この試合は『現実路線』同士の戦いだった。現実路線とはどういうことか。誰もがサッカーを語るにあたって、パスがたくさん繋がって、完全に崩した形からシュートが決まる。現代で言えば、FCバルセロナのサッカーを理想とする人もいるだろう。
しかし、それぞれの現状、環境を鑑みたときに、この理想を追求できる者はごくわずかと言っていい。例えば育成年代であれば、ある程度のチャレンジが出来るが、もうプロとして成熟しているリーグの中では、やはり勝たなければ意味をなさなくなる。そうなると理想ばかり追いかけてはいられない。しっかりと守って、少ないチャンスをものにする。勝利から逆算して、その可能性をより高める現実的なサッカーを選択しなければいけないチームは存在する。
岐阜と松本はまさにそれだった。行徳浩二監督は昨年崩壊した守備の立て直しに着手し、守備をベースにチーム作りに取り組んだ。反町康治監督も一人一人の運動量とハードワークをベースに、少ないチャンスをものにしていくサッカーを植え付けている。
現実路線同士の対戦となったこの一戦。松本のサッカーは前半0-0でOKのサッカーだった。リスクを冒さず、守備の人数は余らせ、カウンターであわよくば得点を狙う。この姿勢に対し、岐阜は立ち上がりこそカウンターをケアするためにDFラインを低く保ったが、立ち上がりの均衡を守ると、徐々にラインを押し上げ、バイタルエリアに人数を掛けられるようになった。24分には左CKからFW井上平がバーに当たるヘッドを放つなど、チャンスは作った。
しかし、全体的な印象は『攻めさせられている』感じだった。さすが知将・反町康治監督というべきか。岐阜に対し、攻め込ませながらも攻撃のテンポだけは上げさせなかった。常に前線には1トップの塩沢勝吾、船山貴之と弦巻健人の2シャドーを置き、カウンターが出来る場面を創造し、岐阜をけん制し続けた。
0-0の中にも、『あわよくば1点』という意図はあった。そして、その意図は40分に結実した。カウンターを仕掛けると、右サイドを突破したDF玉林睦実のグラウンダーの折り返しを、弦巻が冷静にゴール左隅に突き刺した。
まさに一撃必殺。0-0でOKの前半が、1点のリードを奪うという理想的な展開で終わることが出来た。
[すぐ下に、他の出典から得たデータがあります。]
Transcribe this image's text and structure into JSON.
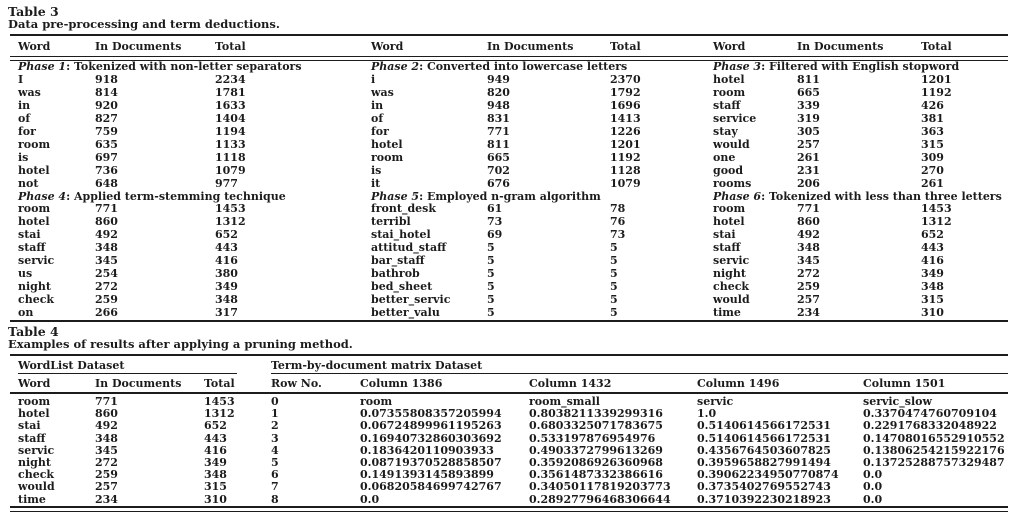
{
  "page": {
    "background": "#ffffff",
    "text_color": "#1c1c1c"
  },
  "table3": {
    "title": "Table 3",
    "caption": "Data pre-processing and term deductions.",
    "column_headers": [
      "Word",
      "In Documents",
      "Total"
    ],
    "phases": [
      {
        "name": "Phase 1",
        "description": ": Tokenized with non-letter separators",
        "rows": [
          [
            "I",
            "918",
            "2234"
          ],
          [
            "was",
            "814",
            "1781"
          ],
          [
            "in",
            "920",
            "1633"
          ],
          [
            "of",
            "827",
            "1404"
          ],
          [
            "for",
            "759",
            "1194"
          ],
          [
            "room",
            "635",
            "1133"
          ],
          [
            "is",
            "697",
            "1118"
          ],
          [
            "hotel",
            "736",
            "1079"
          ],
          [
            "not",
            "648",
            "977"
          ]
        ]
      },
      {
        "name": "Phase 2",
        "description": ": Converted into lowercase letters",
        "rows": [
          [
            "i",
            "949",
            "2370"
          ],
          [
            "was",
            "820",
            "1792"
          ],
          [
            "in",
            "948",
            "1696"
          ],
          [
            "of",
            "831",
            "1413"
          ],
          [
            "for",
            "771",
            "1226"
          ],
          [
            "hotel",
            "811",
            "1201"
          ],
          [
            "room",
            "665",
            "1192"
          ],
          [
            "is",
            "702",
            "1128"
          ],
          [
            "it",
            "676",
            "1079"
          ]
        ]
      },
      {
        "name": "Phase 3",
        "description": ": Filtered with English stopword",
        "rows": [
          [
            "hotel",
            "811",
            "1201"
          ],
          [
            "room",
            "665",
            "1192"
          ],
          [
            "staff",
            "339",
            "426"
          ],
          [
            "service",
            "319",
            "381"
          ],
          [
            "stay",
            "305",
            "363"
          ],
          [
            "would",
            "257",
            "315"
          ],
          [
            "one",
            "261",
            "309"
          ],
          [
            "good",
            "231",
            "270"
          ],
          [
            "rooms",
            "206",
            "261"
          ]
        ]
      },
      {
        "name": "Phase 4",
        "description": ": Applied term-stemming technique",
        "rows": [
          [
            "room",
            "771",
            "1453"
          ],
          [
            "hotel",
            "860",
            "1312"
          ],
          [
            "stai",
            "492",
            "652"
          ],
          [
            "staff",
            "348",
            "443"
          ],
          [
            "servic",
            "345",
            "416"
          ],
          [
            "us",
            "254",
            "380"
          ],
          [
            "night",
            "272",
            "349"
          ],
          [
            "check",
            "259",
            "348"
          ],
          [
            "on",
            "266",
            "317"
          ]
        ]
      },
      {
        "name": "Phase 5",
        "description": ": Employed n-gram algorithm",
        "rows": [
          [
            "front_desk",
            "61",
            "78"
          ],
          [
            "terribl",
            "73",
            "76"
          ],
          [
            "stai_hotel",
            "69",
            "73"
          ],
          [
            "attitud_staff",
            "5",
            "5"
          ],
          [
            "bar_staff",
            "5",
            "5"
          ],
          [
            "bathrob",
            "5",
            "5"
          ],
          [
            "bed_sheet",
            "5",
            "5"
          ],
          [
            "better_servic",
            "5",
            "5"
          ],
          [
            "better_valu",
            "5",
            "5"
          ]
        ]
      },
      {
        "name": "Phase 6",
        "description": ": Tokenized with less than three letters",
        "rows": [
          [
            "room",
            "771",
            "1453"
          ],
          [
            "hotel",
            "860",
            "1312"
          ],
          [
            "stai",
            "492",
            "652"
          ],
          [
            "staff",
            "348",
            "443"
          ],
          [
            "servic",
            "345",
            "416"
          ],
          [
            "night",
            "272",
            "349"
          ],
          [
            "check",
            "259",
            "348"
          ],
          [
            "would",
            "257",
            "315"
          ],
          [
            "time",
            "234",
            "310"
          ]
        ]
      }
    ]
  },
  "table4": {
    "title": "Table 4",
    "caption": "Examples of results after applying a pruning method.",
    "wordlist": {
      "group_label": "WordList Dataset",
      "headers": [
        "Word",
        "In Documents",
        "Total"
      ],
      "rows": [
        [
          "room",
          "771",
          "1453"
        ],
        [
          "hotel",
          "860",
          "1312"
        ],
        [
          "stai",
          "492",
          "652"
        ],
        [
          "staff",
          "348",
          "443"
        ],
        [
          "servic",
          "345",
          "416"
        ],
        [
          "night",
          "272",
          "349"
        ],
        [
          "check",
          "259",
          "348"
        ],
        [
          "would",
          "257",
          "315"
        ],
        [
          "time",
          "234",
          "310"
        ]
      ]
    },
    "matrix": {
      "group_label": "Term-by-document matrix Dataset",
      "headers": [
        "Row No.",
        "Column 1386",
        "Column 1432",
        "Column 1496",
        "Column 1501"
      ],
      "rows": [
        [
          "0",
          "room",
          "room_small",
          "servic",
          "servic_slow"
        ],
        [
          "1",
          "0.07355808357205994",
          "0.8038211339299316",
          "1.0",
          "0.3370474760709104"
        ],
        [
          "2",
          "0.06724899961195263",
          "0.6803325071783675",
          "0.5140614566172531",
          "0.2291768332048922"
        ],
        [
          "3",
          "0.16940732860303692",
          "0.533197876954976",
          "0.5140614566172531",
          "0.14708016552910552"
        ],
        [
          "4",
          "0.1836420110903933",
          "0.4903372799613269",
          "0.4356764503607825",
          "0.13806254215922176"
        ],
        [
          "5",
          "0.08719370528858507",
          "0.3592086926360968",
          "0.3959658827991494",
          "0.13725288757329487"
        ],
        [
          "6",
          "0.1491393145893899",
          "0.3561487332386616",
          "0.39062234950770874",
          "0.0"
        ],
        [
          "7",
          "0.06820584699742767",
          "0.34050117819203773",
          "0.3735402769552743",
          "0.0"
        ],
        [
          "8",
          "0.0",
          "0.28927796468306644",
          "0.3710392230218923",
          "0.0"
        ]
      ]
    }
  }
}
後半、松本は1点を守るのではなく、よりアグレッシブに仕掛けてきた。53分には船山のスルーパスに塩沢が抜け出すが、放ったシュートはDFに阻まれる。60分にはMF鐡戸裕史のマイナスの折り返しから、船山が決定的なシュートを放つが、これはバーを直撃。65分にも塩沢が抜け出すが、シュートは僅かに枠をそれた。
ペースはいつの間にか完全に松本の手中に収まっていた。岐阜は井上に代えてFW中島康平を、MF廣田隆治に代えてFW佐藤洸一を投入し、高さとパワーの2トップに切り替えて攻撃のテコ入れを図るが、一度掴まれた流れを奪い返すまでには至らなかった。ピッチ全体にバランスよく選手を配置する松本の前に、どんどん攻撃の手数が減っていく岐阜。逆に82分には塩沢に決定機を作られるが、何とか身体を張って防いだ。
アウェイの戦いをしっかりとまっとうした松本と、それに対し有効的な打開策を見いだせなかった岐阜。「チャンスは作れている」と選手は語るが、サッカーはチャンスを作ってOKのスポーツではない。それをものにしてこそ、初めてそれが有効的なチャンスだったと言える。あくまで結果論だ。チャンスは作れているのに、チームの総得点がわずか6点では、それはチャンスとは言えない。決めてこそのチャンス。この現実をもう一度見つめ直さないといけない。現実路線対決は、松本のしたたかさを学んだ試合でもあった。